Ekonom Media Askar menyarankan pemerintah untuk memperbaiki sentimen terhadap investor dengan menstabilkan keuangan negara.

“Enggak bisa pemangkasan anggaran dilakukan sementara penerimaan negara turun drastis. Kita butuh regulasi yang lebih jelas dan tidak menghambat investasi asing,” tuturnya.

Sementara itu, Presiden Prabowo Subianto menegaskan bahwa harga pangan lebih penting dibandingkan anjloknya IHSG.

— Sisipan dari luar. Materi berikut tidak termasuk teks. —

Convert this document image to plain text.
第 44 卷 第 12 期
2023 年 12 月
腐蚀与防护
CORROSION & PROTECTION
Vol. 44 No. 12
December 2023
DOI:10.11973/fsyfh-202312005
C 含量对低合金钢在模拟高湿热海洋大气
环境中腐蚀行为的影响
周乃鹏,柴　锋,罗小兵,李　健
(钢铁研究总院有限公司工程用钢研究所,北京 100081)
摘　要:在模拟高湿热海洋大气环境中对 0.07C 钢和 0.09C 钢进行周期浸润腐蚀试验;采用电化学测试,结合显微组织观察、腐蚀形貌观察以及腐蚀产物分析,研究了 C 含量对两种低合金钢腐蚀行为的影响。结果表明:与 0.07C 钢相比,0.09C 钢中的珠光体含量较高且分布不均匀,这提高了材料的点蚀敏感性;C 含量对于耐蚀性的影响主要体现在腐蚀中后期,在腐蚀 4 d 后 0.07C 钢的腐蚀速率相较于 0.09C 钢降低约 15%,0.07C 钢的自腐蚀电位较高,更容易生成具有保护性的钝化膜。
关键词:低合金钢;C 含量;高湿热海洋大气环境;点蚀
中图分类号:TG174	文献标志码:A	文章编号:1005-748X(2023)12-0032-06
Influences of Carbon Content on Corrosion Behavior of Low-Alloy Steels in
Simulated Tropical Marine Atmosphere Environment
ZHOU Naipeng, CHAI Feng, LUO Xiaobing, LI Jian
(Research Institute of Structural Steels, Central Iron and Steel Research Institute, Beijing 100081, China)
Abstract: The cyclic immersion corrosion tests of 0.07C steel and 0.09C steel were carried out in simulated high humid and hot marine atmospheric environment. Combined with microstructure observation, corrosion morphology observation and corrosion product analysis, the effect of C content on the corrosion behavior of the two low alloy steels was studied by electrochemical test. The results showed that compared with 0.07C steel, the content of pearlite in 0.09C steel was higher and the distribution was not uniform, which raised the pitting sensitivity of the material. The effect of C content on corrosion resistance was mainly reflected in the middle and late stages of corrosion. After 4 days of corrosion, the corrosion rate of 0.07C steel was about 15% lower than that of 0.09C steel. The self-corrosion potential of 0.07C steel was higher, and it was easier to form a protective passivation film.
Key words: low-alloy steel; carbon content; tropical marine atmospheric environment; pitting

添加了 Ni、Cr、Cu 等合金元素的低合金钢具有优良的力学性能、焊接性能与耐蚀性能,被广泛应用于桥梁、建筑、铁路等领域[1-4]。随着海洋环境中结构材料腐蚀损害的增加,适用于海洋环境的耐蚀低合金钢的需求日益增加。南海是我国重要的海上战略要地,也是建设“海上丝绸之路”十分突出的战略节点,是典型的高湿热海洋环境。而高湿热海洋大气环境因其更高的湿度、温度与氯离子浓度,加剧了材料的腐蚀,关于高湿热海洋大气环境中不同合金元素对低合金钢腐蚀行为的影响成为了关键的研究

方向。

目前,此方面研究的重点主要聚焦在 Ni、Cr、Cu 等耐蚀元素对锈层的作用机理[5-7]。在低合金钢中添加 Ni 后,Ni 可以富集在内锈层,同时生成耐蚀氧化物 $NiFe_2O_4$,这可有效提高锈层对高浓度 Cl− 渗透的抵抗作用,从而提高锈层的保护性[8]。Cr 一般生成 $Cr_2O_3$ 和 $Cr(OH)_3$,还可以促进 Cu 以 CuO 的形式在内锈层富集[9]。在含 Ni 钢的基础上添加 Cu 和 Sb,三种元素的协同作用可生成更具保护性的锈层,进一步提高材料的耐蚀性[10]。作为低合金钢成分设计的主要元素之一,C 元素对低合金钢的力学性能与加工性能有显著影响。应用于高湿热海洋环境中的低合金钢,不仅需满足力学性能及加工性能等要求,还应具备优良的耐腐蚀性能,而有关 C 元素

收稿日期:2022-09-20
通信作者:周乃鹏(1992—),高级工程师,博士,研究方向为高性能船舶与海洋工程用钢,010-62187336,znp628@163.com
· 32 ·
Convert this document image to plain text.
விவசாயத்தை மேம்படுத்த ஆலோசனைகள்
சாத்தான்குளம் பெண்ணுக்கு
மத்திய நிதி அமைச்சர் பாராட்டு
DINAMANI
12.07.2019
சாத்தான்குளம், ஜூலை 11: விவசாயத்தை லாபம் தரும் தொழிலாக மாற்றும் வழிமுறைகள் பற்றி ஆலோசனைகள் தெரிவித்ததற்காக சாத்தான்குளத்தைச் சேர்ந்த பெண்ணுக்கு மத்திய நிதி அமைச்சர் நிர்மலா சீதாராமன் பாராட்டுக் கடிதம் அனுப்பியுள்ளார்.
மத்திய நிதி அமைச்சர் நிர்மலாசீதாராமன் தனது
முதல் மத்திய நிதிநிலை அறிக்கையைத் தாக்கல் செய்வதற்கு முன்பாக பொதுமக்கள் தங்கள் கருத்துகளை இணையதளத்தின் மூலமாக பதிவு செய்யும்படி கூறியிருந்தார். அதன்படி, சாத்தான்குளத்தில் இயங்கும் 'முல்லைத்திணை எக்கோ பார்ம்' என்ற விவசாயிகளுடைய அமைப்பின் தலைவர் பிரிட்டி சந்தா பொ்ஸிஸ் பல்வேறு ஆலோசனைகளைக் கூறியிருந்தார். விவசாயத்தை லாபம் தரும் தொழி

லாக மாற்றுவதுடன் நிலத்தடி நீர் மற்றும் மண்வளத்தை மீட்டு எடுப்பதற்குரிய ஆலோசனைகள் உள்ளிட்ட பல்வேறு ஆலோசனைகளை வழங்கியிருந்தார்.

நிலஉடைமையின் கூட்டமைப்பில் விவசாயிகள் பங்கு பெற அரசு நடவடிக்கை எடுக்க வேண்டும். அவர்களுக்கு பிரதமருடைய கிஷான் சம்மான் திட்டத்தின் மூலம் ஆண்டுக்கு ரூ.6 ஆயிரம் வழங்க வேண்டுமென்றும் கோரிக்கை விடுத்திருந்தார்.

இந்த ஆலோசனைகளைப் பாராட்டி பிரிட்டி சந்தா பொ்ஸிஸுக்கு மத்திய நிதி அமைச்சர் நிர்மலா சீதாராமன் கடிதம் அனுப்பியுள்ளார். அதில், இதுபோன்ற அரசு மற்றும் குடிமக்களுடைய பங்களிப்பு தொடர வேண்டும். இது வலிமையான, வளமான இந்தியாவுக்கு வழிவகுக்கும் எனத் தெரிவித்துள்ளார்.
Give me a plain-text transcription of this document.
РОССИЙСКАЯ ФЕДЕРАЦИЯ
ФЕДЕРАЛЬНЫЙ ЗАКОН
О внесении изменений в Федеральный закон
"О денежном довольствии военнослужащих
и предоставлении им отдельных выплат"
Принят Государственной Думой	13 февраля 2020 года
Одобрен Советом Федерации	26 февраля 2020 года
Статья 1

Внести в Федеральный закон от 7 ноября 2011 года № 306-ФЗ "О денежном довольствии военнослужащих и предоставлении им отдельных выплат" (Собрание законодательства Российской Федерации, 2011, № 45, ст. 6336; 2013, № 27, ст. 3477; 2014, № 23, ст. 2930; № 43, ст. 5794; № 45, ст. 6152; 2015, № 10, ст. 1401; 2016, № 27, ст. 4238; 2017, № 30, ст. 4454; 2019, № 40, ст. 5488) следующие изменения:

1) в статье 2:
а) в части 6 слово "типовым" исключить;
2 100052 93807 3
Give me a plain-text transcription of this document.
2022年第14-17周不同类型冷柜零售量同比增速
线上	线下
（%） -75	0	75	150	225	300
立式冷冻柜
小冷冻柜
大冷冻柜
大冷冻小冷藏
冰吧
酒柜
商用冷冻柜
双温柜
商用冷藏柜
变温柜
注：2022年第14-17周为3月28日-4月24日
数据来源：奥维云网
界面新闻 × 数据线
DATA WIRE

“Pangan adalah yang paling utama. Harga saham boleh naik turun, yang penting pangan aman, negara aman,” ucapnya dalam Sidang Kabinet Paripurna di Istana Kepresidenan, Jakarta, Jumat 21 Maret 2025.

Namun, para ekonom berpendapat bahwa narasi yang dikemukakan pemerintah saat ini bertolak belakang dengan kenyataan.

“Makanya yang pertama harus disadari, ekonomi kita sangat terbatas. Apa yang disampaikan Presiden Prabowo seakan-akan ekonomi kita semakin baik dan membawa rasa optimistis, tapi tidak sesuai kenyataan,” kata Andri Perdana, dikutip Pikiran-Rakyat.com dari BBC.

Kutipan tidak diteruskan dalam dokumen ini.